Can Perpendicular Waves Interfere When Overlapping?

[scijeebus]

If you have two waves overlapping each other which are perfectly perpendicular to each other, will there be any interference?

 

[mfb]

If the system is linear, you can always add the individual waves, independent of the angle and the amplitude of the waves, and independent of the number of different waves. The amplitude at a specific point+time is the sum of the amplitudes of the individual waves.

If the system is nonlinear, the waves might influence each other.

 

[scijeebus]

If the system is linear, you can always add the individual waves, independent of the angle and the amplitude of the waves, and independent of the number of different waves. The amplitude at a specific point+time is the sum of the amplitudes of the individual waves.

If the system is nonlinear, the waves might influence each other.

If I wave is oscillating in a specific direction x, and is not perpendicular to a different wave doing in direction y in 3-dimensional space (but let's say there's no friction that would cause the waves to lose energy over time), would there be destructive interference that would eventually cause the waves to die down?

 

[Philip Wood]

Everything is governed by the principle of superposition: at any point in the path of the waves, and at any time, the displacement is the vector sum of the displacements that each wave would give if it were the only wave. [This applies to linear systems, and most systems are linear unless the amplitude is very high.]

If the displacements of the individual waves are not at right angles, then their vector sum will depend on their phase difference, which will vary from one point to another, according to the difference in path length from the two sources (and the phases of the sources themselves).
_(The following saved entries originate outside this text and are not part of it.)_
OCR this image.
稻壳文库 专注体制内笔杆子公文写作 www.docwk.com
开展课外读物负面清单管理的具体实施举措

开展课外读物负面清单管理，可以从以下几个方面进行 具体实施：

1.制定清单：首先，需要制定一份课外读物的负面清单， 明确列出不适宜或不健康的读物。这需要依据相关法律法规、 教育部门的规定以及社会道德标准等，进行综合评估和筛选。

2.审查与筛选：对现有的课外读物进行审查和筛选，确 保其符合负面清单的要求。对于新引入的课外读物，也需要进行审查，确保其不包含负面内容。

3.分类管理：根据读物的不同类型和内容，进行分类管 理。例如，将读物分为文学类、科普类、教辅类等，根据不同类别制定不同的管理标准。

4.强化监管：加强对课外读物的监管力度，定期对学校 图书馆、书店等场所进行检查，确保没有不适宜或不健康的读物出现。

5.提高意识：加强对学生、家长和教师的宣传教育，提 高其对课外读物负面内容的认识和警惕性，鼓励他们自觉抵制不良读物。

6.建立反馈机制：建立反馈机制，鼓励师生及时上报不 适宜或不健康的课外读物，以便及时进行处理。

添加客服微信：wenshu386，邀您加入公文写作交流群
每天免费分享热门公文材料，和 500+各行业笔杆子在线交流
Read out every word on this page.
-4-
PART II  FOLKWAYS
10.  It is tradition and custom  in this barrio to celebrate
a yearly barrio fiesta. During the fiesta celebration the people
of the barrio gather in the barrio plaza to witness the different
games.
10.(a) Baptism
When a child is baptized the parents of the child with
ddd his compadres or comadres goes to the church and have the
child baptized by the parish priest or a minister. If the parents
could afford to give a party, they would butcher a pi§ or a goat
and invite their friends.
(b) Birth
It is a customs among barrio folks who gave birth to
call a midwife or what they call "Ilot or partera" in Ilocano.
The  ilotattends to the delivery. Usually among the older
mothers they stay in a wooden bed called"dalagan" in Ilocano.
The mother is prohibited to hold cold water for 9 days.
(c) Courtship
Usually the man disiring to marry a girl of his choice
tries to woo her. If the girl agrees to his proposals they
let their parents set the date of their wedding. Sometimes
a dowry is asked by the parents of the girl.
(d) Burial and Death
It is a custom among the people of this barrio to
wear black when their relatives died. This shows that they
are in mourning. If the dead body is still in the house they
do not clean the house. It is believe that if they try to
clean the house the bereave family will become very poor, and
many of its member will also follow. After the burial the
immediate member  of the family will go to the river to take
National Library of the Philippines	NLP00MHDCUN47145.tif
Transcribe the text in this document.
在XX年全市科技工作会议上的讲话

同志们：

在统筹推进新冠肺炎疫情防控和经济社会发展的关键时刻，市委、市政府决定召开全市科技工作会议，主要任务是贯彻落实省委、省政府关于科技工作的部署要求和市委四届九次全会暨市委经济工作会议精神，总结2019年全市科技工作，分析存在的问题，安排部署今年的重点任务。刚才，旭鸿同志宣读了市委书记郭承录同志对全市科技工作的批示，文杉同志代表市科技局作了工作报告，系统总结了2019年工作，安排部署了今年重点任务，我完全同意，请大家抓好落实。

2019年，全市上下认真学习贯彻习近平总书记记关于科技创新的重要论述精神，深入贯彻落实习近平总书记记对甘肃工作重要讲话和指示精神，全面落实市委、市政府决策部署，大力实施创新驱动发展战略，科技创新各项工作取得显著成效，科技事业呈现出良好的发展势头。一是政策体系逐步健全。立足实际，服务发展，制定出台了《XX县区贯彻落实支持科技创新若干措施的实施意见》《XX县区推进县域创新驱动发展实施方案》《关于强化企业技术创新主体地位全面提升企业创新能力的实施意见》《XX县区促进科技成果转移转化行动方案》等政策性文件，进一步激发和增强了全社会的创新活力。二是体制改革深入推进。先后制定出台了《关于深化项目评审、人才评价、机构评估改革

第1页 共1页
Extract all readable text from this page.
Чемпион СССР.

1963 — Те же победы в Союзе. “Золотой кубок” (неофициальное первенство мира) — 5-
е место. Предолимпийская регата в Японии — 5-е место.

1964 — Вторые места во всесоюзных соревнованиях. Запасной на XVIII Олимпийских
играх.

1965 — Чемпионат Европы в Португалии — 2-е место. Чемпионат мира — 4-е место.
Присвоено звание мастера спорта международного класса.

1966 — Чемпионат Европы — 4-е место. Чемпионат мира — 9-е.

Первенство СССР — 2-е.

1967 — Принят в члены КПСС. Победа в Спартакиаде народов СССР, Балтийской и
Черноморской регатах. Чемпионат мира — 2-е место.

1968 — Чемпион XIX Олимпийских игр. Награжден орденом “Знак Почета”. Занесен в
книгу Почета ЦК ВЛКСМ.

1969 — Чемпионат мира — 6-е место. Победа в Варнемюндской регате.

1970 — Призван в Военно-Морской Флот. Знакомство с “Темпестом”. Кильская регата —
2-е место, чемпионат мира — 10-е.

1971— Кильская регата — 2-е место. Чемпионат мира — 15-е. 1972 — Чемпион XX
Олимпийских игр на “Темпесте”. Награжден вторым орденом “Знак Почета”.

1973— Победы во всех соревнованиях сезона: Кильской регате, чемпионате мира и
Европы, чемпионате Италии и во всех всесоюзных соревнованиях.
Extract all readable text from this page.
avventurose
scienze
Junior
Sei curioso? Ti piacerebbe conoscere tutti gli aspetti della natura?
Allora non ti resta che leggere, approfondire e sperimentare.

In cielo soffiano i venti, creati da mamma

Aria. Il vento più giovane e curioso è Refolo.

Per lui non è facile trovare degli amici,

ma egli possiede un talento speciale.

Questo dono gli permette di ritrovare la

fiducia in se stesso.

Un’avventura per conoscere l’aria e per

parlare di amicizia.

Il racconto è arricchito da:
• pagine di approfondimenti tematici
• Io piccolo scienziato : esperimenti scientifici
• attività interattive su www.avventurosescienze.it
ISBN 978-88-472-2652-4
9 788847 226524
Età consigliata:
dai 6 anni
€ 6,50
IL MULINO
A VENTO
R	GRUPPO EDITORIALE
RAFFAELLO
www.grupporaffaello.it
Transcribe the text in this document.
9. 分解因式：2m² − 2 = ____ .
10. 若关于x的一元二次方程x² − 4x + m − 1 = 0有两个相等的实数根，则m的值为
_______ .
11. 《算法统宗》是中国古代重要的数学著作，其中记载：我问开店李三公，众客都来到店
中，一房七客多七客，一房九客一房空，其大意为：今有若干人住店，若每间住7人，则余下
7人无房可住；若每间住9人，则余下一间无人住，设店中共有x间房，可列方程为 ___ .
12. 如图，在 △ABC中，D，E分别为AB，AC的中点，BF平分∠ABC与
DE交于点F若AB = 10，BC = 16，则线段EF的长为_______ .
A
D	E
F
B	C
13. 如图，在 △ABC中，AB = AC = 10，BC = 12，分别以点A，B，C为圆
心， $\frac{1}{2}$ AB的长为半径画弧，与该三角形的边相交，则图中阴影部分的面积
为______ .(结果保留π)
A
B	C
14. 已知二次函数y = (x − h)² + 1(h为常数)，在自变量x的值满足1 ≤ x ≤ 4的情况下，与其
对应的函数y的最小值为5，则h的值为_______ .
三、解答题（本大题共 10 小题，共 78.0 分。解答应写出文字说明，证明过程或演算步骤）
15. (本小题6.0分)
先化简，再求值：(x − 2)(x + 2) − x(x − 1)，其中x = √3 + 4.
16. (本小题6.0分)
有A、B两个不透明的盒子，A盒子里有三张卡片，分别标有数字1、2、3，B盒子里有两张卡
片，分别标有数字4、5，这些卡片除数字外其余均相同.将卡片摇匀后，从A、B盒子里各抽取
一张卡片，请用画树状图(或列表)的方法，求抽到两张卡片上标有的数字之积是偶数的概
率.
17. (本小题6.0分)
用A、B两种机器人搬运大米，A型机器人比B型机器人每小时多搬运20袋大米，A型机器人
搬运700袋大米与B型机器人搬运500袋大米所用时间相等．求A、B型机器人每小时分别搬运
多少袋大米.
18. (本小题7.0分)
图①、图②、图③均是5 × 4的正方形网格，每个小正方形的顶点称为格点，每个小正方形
So there could be constructive or destructive interference, or something in between.

Destructive interference doesn't imply a dying down of waves over time. The amplitudes at each point won't change with time, as long as the sources go on emitting in the same way (same amplitudes and no discontinuities in their oscillations). Remember that if there is destructive interference at some points, there will be constuctive at others.

 

[scijeebus]

If the displacements of the individual waves are not at right angles, then their vector sum will depend on their phase difference, which will vary from one point to another, according to the difference in path length from the two sources (and the phases of the sources themselves). So there could be constructive or destructive interference, or something in between.

So are you implying if they are perpendicular their vector some will not be the phase difference and it would be a difference of something else or that they would not be summed?

 

[Philip Wood]

If they are perpendicular, there won't be constructive or destructive interference, but the resultant disturbance will still depend on the phase difference!

For example, if the component waves are each of amplitude A, and there is zero phase difference, the resultant disturbance will be in an oscillation in a straight line in a direction 'midway between' that of the component oscillations, and of amplitude \sqrt{2} A. This is a simple consequence of the principle of superposition.

But if the component waves are out of phase by \tfrac{\pi}{2}, that is a quarter of a cycle, the particle in the medium will describe a circular path of radius A. Again, this follows from the principle of superposition.

Other phase differences will give elliptical paths.